This week the nation has celebrated the centennial of our national park system, widely regarded, in Wallace Stegner's immortal words, as "America's best idea." On August 25, 1916, President Woodrow Wilson signed the National Parks Organic Act into law, creating the National Park Service and the national park system. Since then, the national park system has grown to 412 units covering nearly 85 million acres and stretching across all 50 states. (And President Obama's recent proclamation establishing a new North Woods National Monument in Maine adds to the system.) Recent polls show the American public overwhelmingly supports our national parks as well as the creation of new ones. The parks hosted a record 307 million visits last year.
National parks have long played an important role in Utah. The state boasts five major national parks Arches, Bryce Canyon, Canyonlands, Capitol Reef and Zion which it advertises as "the Mighty Five" to attract visitors and fuel local economies. A recent report details how national parks have come to serve as economic engines, revealing that national parks generate more than $30 billion in economic activity and support 252,000 jobs nationwide. In Utah, the figures are equally stunning: $693 million in visitor spending and 11,240 jobs, demonstrating the vital economic role our beloved landscapes play.

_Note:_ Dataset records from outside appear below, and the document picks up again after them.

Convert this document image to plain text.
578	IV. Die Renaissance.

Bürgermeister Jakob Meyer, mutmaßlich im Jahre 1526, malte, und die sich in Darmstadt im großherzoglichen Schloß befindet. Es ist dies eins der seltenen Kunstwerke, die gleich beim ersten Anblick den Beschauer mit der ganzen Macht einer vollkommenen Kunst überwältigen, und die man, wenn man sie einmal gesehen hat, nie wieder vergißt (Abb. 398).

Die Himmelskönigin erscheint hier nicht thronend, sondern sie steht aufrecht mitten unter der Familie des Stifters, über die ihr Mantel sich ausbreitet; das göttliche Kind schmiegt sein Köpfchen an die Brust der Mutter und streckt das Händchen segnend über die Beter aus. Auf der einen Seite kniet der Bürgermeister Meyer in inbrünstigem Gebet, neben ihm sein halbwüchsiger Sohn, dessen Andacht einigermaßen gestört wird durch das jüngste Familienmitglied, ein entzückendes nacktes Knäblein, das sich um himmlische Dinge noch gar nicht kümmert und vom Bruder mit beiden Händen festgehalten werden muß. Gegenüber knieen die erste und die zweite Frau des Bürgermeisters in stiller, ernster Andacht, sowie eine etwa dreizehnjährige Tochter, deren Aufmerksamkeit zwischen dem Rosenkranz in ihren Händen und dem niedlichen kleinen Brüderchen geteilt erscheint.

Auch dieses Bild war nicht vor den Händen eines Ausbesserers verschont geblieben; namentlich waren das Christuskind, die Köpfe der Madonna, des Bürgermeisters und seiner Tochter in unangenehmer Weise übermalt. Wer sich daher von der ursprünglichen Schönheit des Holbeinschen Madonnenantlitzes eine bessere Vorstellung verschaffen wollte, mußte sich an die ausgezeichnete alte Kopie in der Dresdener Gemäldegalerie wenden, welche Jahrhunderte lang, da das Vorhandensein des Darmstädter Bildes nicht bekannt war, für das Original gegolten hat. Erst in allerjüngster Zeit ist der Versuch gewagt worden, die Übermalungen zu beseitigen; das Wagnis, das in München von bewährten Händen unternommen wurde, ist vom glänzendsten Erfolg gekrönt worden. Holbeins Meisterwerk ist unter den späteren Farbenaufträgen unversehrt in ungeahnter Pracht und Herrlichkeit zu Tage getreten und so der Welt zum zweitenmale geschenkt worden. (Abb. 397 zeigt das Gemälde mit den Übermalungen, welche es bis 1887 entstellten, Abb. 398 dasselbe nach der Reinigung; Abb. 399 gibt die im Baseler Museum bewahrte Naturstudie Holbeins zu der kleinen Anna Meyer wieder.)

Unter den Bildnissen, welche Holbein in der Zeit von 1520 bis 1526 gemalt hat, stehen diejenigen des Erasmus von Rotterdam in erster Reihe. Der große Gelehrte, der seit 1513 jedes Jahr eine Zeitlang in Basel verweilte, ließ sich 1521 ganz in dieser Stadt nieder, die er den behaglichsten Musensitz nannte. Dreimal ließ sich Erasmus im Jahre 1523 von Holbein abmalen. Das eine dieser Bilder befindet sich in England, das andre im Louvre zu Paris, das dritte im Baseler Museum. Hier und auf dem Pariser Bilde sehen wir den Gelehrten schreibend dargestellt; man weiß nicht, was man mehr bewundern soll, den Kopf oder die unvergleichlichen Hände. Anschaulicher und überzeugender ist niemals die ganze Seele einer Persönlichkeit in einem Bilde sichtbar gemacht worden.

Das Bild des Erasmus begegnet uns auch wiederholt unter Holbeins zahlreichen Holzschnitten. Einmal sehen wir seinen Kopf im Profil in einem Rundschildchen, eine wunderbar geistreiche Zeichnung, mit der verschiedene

Congress can create new national park units, and Congress has empowered the president under the Antiquities Act to designate new national monuments, many of which have subsequently been converted into national parks. In Utah, four of our five national parks were first designated as national monuments, and then later converted by Congress to national park status. When originally created, none of the state's Mighty Five were welcomed warmly by local citizens, but their importance today for local communities is evident, as revealed by the governor's efforts to keep them open during the 2013 federal government shutdown.